Unfortunately, we don’t always get to choose what we will be remembered as. Those around us look at what we say and do, but they also notice who and what we follow. The early New Testament believers were remembered as followers of Christ and so were nicknamed “Christians,” which means little Christs. Their lives showed that they truly followed the teachings of Christ and so the description fit very well.
This morning we will be looking at a biblical description of the false teachers who were causing many problems for the early believers. In the preceding posts, covering 2 Peter 2:1-3 and 2:4-9, we saw that Peter was addressing his readers’ concern about these men. They were wondering if God was allowing them to sin and get away with it. But Peter made it clear that God was not sleeping while these things happened. He would deal with false teachers in the same way that he had the rebellious angels (2:4), the pre-Flood world (2:5), and Sodom and Gomorrah (2:6). In fact, “the Lord knows how to deliver the godly out of temptations and to reserve the unjust under punishment for the day of judgment.”

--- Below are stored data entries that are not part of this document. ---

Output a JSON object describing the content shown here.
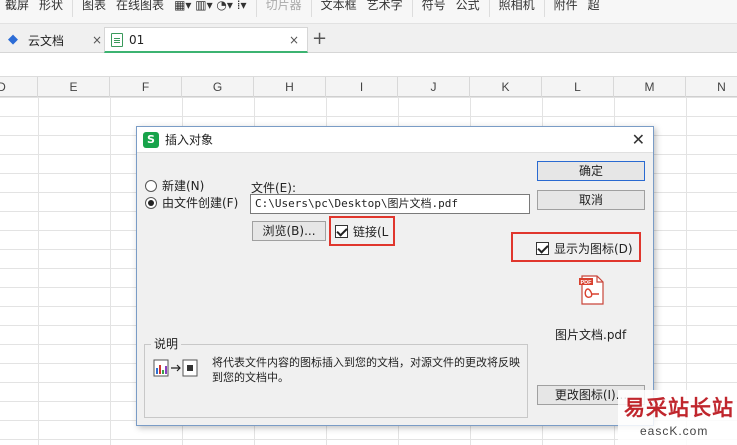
{
  "ribbon": {
    "items": [
      "截屏",
      "形状",
      "图表",
      "在线图表",
      "切片器",
      "文本框",
      "艺术字",
      "符号",
      "公式",
      "照相机",
      "附件",
      "超"
    ]
  },
  "tabs": {
    "cloud": "云文档",
    "doc": "01",
    "close_glyph": "×",
    "new_tab": "+"
  },
  "columns": [
    "D",
    "E",
    "F",
    "G",
    "H",
    "I",
    "J",
    "K",
    "L",
    "M",
    "N"
  ],
  "dialog": {
    "title": "插入对象",
    "radio_new": "新建(N)",
    "radio_from_file": "由文件创建(F)",
    "file_label": "文件(E):",
    "file_path": "C:\\Users\\pc\\Desktop\\图片文档.pdf",
    "browse": "浏览(B)...",
    "link": "链接(L",
    "link_checked": true,
    "show_as_icon": "显示为图标(D)",
    "show_as_icon_checked": true,
    "ok": "确定",
    "cancel": "取消",
    "icon_caption": "图片文档.pdf",
    "change_icon": "更改图标(I)...",
    "desc_title": "说明",
    "desc_text": "将代表文件内容的图标插入到您的文档，对源文件的更改将反映到您的文档中。",
    "highlight_color": "#e0362d"
  },
  "watermark": {
    "title": "易采站长站",
    "url": "eascK.com"
  }
}
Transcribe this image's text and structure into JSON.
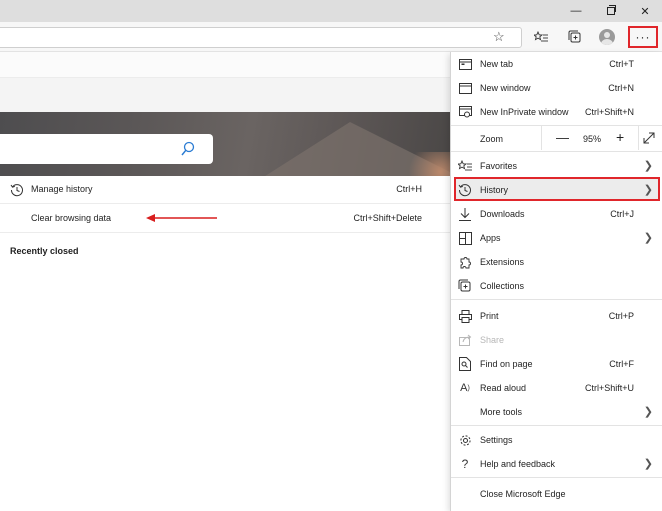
{
  "window": {
    "minimize_glyph": "—",
    "close_glyph": "✕"
  },
  "toolbar": {
    "more_glyph": "···"
  },
  "history_panel": {
    "manage_label": "Manage history",
    "manage_shortcut": "Ctrl+H",
    "clear_label": "Clear browsing data",
    "clear_shortcut": "Ctrl+Shift+Delete",
    "recent_heading": "Recently closed"
  },
  "menu": {
    "new_tab": {
      "label": "New tab",
      "shortcut": "Ctrl+T"
    },
    "new_window": {
      "label": "New window",
      "shortcut": "Ctrl+N"
    },
    "inprivate": {
      "label": "New InPrivate window",
      "shortcut": "Ctrl+Shift+N"
    },
    "zoom": {
      "label": "Zoom",
      "minus": "—",
      "value": "95%",
      "plus": "+"
    },
    "favorites": {
      "label": "Favorites"
    },
    "history": {
      "label": "History"
    },
    "downloads": {
      "label": "Downloads",
      "shortcut": "Ctrl+J"
    },
    "apps": {
      "label": "Apps"
    },
    "extensions": {
      "label": "Extensions"
    },
    "collections": {
      "label": "Collections"
    },
    "print": {
      "label": "Print",
      "shortcut": "Ctrl+P"
    },
    "share": {
      "label": "Share"
    },
    "find": {
      "label": "Find on page",
      "shortcut": "Ctrl+F"
    },
    "read_aloud": {
      "label": "Read aloud",
      "shortcut": "Ctrl+Shift+U"
    },
    "more_tools": {
      "label": "More tools"
    },
    "settings": {
      "label": "Settings"
    },
    "help": {
      "label": "Help and feedback"
    },
    "close": {
      "label": "Close Microsoft Edge"
    }
  },
  "colors": {
    "highlight": "#e0262b",
    "arrow": "#d81e1e"
  }
}
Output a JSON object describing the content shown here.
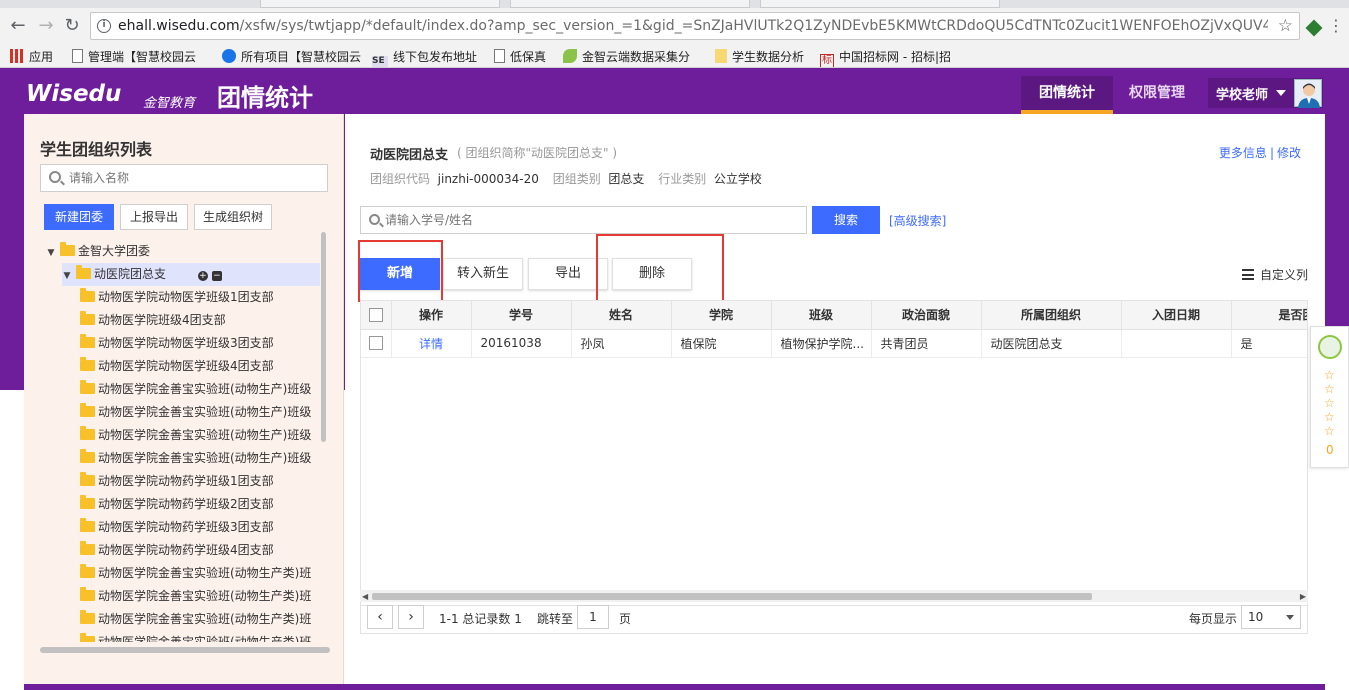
{
  "browser": {
    "url_main": "ehall.wisedu.com",
    "url_rest": "/xsfw/sys/twtjapp/*default/index.do?amp_sec_version_=1&gid_=SnZJaHVlUTk2Q1ZyNDEvbE5KMWtCRDdoQU5CdTNTc0Zucit1WENFOEhOZjVxQUV4W...",
    "bookmarks": [
      "应用",
      "管理端【智慧校园云",
      "所有项目【智慧校园云",
      "线下包发布地址",
      "低保真",
      "金智云端数据采集分",
      "学生数据分析",
      "中国招标网 - 招标|招"
    ],
    "bookmark_tag_se": "SE",
    "bookmark_tag_biao": "标"
  },
  "header": {
    "logo_text": "Wisedu",
    "logo_cn": "金智教育",
    "app_title": "团情统计",
    "tabs": [
      "团情统计",
      "权限管理"
    ],
    "active_tab": 0,
    "user_name": "学校老师",
    "colors": {
      "brand": "#6e1e9a",
      "accent": "#f5a623",
      "primary_button": "#3d6bff"
    }
  },
  "left_panel": {
    "title": "学生团组织列表",
    "search_placeholder": "请输入名称",
    "buttons": [
      "新建团委",
      "上报导出",
      "生成组织树"
    ],
    "tree": {
      "root": "金智大学团委",
      "selected": "动医院团总支",
      "children": [
        "动物医学院动物医学班级1团支部",
        "动物医学院班级4团支部",
        "动物医学院动物医学班级3团支部",
        "动物医学院动物医学班级4团支部",
        "动物医学院金善宝实验班(动物生产)班级",
        "动物医学院金善宝实验班(动物生产)班级",
        "动物医学院金善宝实验班(动物生产)班级",
        "动物医学院金善宝实验班(动物生产)班级",
        "动物医学院动物药学班级1团支部",
        "动物医学院动物药学班级2团支部",
        "动物医学院动物药学班级3团支部",
        "动物医学院动物药学班级4团支部",
        "动物医学院金善宝实验班(动物生产类)班",
        "动物医学院金善宝实验班(动物生产类)班",
        "动物医学院金善宝实验班(动物生产类)班",
        "动物医学院金善宝实验班(动物生产类)班"
      ]
    }
  },
  "main": {
    "org_name": "动医院团总支",
    "org_short": "( 团组织简称\"动医院团总支\" )",
    "meta": [
      {
        "label": "团组织代码",
        "value": "jinzhi-000034-20"
      },
      {
        "label": "团组类别",
        "value": "团总支"
      },
      {
        "label": "行业类别",
        "value": "公立学校"
      }
    ],
    "more_info": "更多信息",
    "link_sep": "|",
    "edit": "修改",
    "search_placeholder": "请输入学号/姓名",
    "search_button": "搜索",
    "advanced_search": "[高级搜索]",
    "actions": [
      "新增",
      "转入新生",
      "导出",
      "删除"
    ],
    "custom_columns": "自定义列",
    "table": {
      "columns": [
        "操作",
        "学号",
        "姓名",
        "学院",
        "班级",
        "政治面貌",
        "所属团组织",
        "入团日期",
        "是否团"
      ],
      "rows": [
        {
          "action": "详情",
          "id": "20161038",
          "name": "孙凤",
          "college": "植保院",
          "class": "植物保护学院...",
          "political": "共青团员",
          "org": "动医院团总支",
          "join_date": "",
          "flag": "是"
        }
      ]
    },
    "pager": {
      "summary": "1-1 总记录数 1",
      "jump_label": "跳转至",
      "page_value": "1",
      "page_unit": "页",
      "per_page_label": "每页显示",
      "per_page_value": "10"
    }
  },
  "widget": {
    "count": "0"
  }
}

In the following section (2:10-16), Peter reveals God’s reasons for judging these people by describing how wicked they had become. The description he gives is not something you would want written in your senior prophecy. Neither would you want it to be something written for a eulogy. So, why study this? If it so horrible, why do we need to know what they are like? It is important because it shows the end result of following the way of Balaam and false teachers like him.
Who is Peter describing? (10-11)
Before we go too far, we have to understand the limits of Peter’s description. Is he talking about just any person who has a bad influence on others. No, he is describing the worst of the worst. Think back to the people mentioned in verses 4-9. The pre-flood world was composed of the worst of the worst (see Gen. 6:5). Sodom and Gomorrah were filled with the worst of the worst. At this point in his teaching, Peter is telling these believers that God will judge wickedness, but he is especially concerned with certain people who meet the qualifications spelled out in verses 10-11.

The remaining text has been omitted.